3. Write a scientific report on this body condition scoring activity and include a management plan for what you would do and the resources you would use from today until lambing in July.
Instructions – Report format
word count is 1200 (± 10%)
• Discussion & management plan
• Introduce all the key background material for your report and support with the scientific literature (i.e. references). This may include information about:
• What a body condition score is
• How body condition scores can be used in sheep management
• The relative nutritive values of the available feed resources
• Maiden ewes
• Multiple pregnancies
• Fully describe the data collection in enough detail that another person would be able to replicate the data collection. This may include information about:
• the location where the data was collected
• the animals used
• how the data was collected the method
• how you manipulated or summarised the data
• Explain key finding in words and refer to figures/tables at the end of sentences (Figure 1)
• Present data as a figure OR a table (don’t present the same data in 2 ways)
• Figures must have legends BELOW the figure
• Tables must have headers ABOVE the figure
• Legends and headers must contain enough info so the table or figure could be interpreted without reading the rest of the report
• If you have multiple figures then they should be labelled sequentially (e.g. Figure 1, Figure 2)
• If you have multiple tables then they should be labelled sequentially (e.g. Table 1, Table 2)
Discussion and management plan
• Put the results into context using the literature.
• consider the robustness of the method used
• Make any suggestions for future improvements or measurements to be taken.
• describe how you would manage this mob of ewes through to lambing in July.
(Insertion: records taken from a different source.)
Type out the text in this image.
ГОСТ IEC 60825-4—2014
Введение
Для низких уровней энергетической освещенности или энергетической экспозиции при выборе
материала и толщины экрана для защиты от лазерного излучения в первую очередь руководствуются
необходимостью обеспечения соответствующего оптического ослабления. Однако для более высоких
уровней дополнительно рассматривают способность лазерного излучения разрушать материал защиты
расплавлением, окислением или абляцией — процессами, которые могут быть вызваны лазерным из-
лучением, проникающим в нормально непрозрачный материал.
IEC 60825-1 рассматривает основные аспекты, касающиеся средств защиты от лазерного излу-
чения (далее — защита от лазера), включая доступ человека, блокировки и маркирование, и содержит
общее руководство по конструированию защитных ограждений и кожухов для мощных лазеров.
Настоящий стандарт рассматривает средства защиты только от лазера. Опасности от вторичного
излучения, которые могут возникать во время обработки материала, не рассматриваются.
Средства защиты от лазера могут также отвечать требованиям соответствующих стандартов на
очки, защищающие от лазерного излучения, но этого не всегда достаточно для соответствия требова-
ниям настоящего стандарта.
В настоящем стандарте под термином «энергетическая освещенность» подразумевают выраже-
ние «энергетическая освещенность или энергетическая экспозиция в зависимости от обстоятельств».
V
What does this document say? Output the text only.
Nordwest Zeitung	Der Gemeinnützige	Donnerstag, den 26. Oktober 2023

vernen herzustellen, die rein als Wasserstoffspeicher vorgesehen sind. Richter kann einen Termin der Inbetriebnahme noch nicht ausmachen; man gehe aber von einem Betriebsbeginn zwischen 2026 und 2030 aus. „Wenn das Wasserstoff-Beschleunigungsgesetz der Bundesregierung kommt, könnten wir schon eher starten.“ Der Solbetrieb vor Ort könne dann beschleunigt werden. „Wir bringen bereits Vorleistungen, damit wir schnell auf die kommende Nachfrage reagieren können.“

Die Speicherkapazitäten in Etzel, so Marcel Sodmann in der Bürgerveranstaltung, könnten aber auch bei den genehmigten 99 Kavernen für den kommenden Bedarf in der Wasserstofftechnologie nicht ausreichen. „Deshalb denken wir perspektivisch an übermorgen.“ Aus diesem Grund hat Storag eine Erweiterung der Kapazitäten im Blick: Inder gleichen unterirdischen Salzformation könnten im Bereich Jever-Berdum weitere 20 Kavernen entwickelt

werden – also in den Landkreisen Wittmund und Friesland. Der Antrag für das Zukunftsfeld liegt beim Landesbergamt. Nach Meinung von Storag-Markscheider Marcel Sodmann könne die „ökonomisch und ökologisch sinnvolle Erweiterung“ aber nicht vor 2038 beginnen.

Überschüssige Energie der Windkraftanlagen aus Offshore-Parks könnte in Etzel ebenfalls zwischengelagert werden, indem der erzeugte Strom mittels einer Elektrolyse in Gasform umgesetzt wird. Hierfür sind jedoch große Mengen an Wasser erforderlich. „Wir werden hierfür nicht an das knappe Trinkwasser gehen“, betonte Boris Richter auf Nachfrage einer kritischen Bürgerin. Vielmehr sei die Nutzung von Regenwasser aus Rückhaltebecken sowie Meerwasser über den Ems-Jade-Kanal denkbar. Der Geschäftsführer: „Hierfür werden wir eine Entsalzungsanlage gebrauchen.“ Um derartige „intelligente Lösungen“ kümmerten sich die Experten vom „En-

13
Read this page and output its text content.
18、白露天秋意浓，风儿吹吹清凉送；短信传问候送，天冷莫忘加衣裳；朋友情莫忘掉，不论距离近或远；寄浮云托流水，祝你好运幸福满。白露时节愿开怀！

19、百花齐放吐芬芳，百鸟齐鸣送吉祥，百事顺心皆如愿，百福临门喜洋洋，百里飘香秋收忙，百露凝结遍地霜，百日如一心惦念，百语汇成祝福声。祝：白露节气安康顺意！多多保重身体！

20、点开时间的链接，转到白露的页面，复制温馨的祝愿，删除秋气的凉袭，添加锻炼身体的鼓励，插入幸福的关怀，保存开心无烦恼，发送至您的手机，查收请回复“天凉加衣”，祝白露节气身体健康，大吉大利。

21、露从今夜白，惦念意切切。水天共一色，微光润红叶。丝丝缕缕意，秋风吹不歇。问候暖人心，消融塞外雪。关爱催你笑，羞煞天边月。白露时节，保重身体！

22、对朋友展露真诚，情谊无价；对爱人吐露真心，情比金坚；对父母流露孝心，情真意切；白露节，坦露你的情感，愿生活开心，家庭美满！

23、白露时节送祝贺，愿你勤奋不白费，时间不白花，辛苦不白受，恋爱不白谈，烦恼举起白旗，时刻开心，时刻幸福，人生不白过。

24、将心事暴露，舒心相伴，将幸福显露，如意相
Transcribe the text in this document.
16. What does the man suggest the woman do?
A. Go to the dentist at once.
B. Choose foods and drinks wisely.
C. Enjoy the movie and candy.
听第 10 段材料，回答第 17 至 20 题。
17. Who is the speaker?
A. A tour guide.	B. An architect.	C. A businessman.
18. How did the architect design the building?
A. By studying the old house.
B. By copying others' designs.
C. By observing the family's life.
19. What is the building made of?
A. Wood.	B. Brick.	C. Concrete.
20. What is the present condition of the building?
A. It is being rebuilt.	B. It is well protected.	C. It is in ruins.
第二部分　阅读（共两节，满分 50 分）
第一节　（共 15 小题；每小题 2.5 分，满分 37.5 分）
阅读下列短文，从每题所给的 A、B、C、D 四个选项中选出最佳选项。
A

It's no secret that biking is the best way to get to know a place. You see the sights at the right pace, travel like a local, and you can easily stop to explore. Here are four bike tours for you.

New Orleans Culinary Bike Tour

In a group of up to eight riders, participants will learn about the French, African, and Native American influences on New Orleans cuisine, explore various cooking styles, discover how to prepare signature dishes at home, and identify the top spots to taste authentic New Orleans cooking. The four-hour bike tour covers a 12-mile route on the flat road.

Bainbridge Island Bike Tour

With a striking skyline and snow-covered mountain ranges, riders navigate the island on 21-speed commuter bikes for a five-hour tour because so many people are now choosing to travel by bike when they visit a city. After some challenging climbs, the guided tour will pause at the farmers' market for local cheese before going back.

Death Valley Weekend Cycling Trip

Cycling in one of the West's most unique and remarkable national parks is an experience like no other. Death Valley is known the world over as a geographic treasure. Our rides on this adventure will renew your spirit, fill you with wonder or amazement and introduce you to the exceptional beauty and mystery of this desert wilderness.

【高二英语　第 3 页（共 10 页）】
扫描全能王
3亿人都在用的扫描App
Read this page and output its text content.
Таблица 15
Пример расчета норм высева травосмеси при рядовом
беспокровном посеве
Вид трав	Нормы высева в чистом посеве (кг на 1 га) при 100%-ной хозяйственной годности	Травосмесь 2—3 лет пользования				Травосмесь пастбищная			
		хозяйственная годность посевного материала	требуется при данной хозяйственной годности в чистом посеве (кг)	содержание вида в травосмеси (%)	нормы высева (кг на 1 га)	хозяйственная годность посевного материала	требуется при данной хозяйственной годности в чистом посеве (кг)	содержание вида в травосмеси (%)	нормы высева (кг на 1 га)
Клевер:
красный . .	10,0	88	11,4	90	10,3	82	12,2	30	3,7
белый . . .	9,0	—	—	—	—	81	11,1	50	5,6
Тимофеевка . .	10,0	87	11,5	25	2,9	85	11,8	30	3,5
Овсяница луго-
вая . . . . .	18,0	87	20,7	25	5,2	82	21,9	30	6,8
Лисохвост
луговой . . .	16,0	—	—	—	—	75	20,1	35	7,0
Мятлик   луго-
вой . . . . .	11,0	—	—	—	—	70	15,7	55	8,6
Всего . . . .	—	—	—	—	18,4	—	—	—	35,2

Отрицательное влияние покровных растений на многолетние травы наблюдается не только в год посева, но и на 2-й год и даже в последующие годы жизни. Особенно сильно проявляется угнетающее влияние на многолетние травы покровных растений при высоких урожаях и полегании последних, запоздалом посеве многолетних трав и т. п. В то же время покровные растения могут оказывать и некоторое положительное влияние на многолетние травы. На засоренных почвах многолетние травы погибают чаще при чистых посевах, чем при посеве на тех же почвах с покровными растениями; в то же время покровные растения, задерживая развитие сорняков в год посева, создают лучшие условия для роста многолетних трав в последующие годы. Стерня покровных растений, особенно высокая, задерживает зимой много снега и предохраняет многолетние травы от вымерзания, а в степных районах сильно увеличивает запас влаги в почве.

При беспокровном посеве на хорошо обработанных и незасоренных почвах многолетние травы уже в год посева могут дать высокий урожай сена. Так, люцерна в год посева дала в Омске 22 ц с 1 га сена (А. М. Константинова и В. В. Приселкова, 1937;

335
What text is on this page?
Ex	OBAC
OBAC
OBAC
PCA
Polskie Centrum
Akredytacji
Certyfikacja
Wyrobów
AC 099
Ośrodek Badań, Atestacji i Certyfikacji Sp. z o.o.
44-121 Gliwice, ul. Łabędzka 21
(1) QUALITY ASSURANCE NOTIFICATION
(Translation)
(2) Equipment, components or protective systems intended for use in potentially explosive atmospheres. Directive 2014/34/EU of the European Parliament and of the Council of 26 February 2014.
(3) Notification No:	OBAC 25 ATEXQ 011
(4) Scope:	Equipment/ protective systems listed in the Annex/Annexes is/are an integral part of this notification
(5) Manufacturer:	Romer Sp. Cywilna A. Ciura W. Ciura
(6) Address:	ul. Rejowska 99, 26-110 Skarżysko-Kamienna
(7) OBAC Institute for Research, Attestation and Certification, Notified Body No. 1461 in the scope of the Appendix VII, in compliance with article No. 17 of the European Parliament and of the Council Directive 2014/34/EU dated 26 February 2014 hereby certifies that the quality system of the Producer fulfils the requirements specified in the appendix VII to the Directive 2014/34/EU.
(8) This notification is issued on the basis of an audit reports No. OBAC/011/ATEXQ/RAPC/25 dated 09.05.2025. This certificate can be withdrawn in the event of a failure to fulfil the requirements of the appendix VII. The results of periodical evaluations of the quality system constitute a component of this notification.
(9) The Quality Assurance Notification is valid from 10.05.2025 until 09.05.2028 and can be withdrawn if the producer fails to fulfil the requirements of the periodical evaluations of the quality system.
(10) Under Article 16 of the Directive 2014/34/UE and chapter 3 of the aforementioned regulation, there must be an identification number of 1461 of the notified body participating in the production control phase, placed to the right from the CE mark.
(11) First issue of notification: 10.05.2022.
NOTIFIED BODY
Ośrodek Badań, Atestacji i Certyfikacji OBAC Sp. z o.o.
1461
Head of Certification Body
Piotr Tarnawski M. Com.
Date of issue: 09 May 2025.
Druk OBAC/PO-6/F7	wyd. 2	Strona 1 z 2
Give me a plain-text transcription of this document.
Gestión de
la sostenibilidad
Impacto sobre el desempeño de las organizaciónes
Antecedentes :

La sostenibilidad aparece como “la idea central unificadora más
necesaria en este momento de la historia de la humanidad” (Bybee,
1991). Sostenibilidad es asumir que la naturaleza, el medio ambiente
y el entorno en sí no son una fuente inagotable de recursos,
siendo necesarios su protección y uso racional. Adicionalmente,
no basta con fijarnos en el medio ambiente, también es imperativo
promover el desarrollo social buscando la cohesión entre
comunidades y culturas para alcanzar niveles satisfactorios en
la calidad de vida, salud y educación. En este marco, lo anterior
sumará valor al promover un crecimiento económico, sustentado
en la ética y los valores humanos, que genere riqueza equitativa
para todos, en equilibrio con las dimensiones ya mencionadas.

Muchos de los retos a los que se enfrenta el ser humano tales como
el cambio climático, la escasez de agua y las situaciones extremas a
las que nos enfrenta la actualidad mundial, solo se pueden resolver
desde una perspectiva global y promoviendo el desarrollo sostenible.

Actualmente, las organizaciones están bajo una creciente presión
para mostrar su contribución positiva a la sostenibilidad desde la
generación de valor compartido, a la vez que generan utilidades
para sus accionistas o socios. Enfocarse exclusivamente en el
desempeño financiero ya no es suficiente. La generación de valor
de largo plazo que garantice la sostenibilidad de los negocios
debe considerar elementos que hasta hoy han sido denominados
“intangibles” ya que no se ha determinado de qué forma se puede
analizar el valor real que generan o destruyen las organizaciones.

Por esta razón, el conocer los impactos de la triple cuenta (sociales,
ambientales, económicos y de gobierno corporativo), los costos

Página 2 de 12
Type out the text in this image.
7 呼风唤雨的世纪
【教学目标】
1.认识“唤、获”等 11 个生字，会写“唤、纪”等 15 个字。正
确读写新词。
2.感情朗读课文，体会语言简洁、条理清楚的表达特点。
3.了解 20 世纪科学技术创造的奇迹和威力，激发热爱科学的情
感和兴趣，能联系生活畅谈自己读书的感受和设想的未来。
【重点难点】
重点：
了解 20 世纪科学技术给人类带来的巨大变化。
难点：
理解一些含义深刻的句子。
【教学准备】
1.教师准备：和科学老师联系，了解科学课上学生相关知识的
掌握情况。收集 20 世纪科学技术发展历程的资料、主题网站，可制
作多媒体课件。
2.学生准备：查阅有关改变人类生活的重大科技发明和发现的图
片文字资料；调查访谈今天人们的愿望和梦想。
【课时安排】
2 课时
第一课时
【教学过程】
• Consider the body condition score at the starting point (now),
• the target at lambing
• the variety of management tools or practices available to you to achieve your target, including the diversity of pasture resource.
• Use references to support your text and demonstrate that it aligns with industry best practice.
• You should finish your discussion with a summary of the key findings and conclusions
• All material that is not your own original thought must be paraphrased and referenced using the Harvard referencing style.